Nel frattempo pensi se in tutta quella che si definisce sinistra (da Marco Rizzo ai moderati del centrosinistra, passando per Partito Democratico e Liberi e Uguali) nessuno abbia mai pensato di mettersi in gioco almeno per non far cadere nel dimenticatoio del primo offerente. Per il PD si sarebbe trattato, per dire, di neanche un euro per militante.
Poi si viene a sapere di colpo che l’editore ha ripagato la maggior parte dei debiti verso i lavoratori con conseguente ritiro dell’asta. E che ‘l’Unità’, per un altro giorno, per evitare la decadenza della testata dopo un anno dalla cessazione delle pubblicazioni così come da art. 8 l. 47/1948, sarebbe tornata a fianco degli altri giornali del mattino. Anche se solo in 8mila copie e distribuite nelle sole città di Milano e Roma, quanto basta per rispettare il requisito legale.
È così che ti ritrovi a programmare la tua giornata universitaria a Milano per procurarti delle copie per te e per chi te le ha chieste: mappando le edicole lungo la tua tratta abitudinaria in metro e prendendo il treno in anticipo per guadagnare un’ora di vantaggio sulla conferenza accademica cui non puoi non partecipare.

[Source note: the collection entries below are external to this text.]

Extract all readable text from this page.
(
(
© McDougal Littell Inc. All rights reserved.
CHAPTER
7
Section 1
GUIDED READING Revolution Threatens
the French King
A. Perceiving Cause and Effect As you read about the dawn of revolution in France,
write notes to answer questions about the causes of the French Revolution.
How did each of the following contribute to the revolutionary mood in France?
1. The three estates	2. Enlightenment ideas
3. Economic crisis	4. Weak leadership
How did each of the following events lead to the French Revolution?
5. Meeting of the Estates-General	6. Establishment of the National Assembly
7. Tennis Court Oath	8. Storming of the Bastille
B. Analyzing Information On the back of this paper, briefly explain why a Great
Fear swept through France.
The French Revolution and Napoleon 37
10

Ed è così che ti ritrovi ancora a chiedere se c’è ‘l’Unità’. E diventi pure un po’ più ottimista, perché pensavi venisse a costare più di un euro e quindi, a parità di budget messo da parte, potrai accaparrarti qualcosa in più.
Fai così in tempo ad arrivare alla conferenza avendo soddisfatto quasi tutte le richieste che ti sono arrivate lungo la mattina, promettendoti poi di ricominciare la caccia nel pomeriggio una volta finite le lezioni. Nel frattempo sbirci la prima pagina: ti sembra di averla già vista da qualche parte e poi ti ricordi. Il font della testata è lo stesso adottato dagli inizi fino a fine anni ’80, e l’editoriale su ‘La via maestra’ si ricollega all’omonimo di quel primo numero del 12 febbraio 1924 scritto dal Fondatore, Antonio Gramsci. Lo leggi per cercare analogie e differenze, per vedere se lo spirito d’annata viene ricalcato, e ne esci soddisfatto.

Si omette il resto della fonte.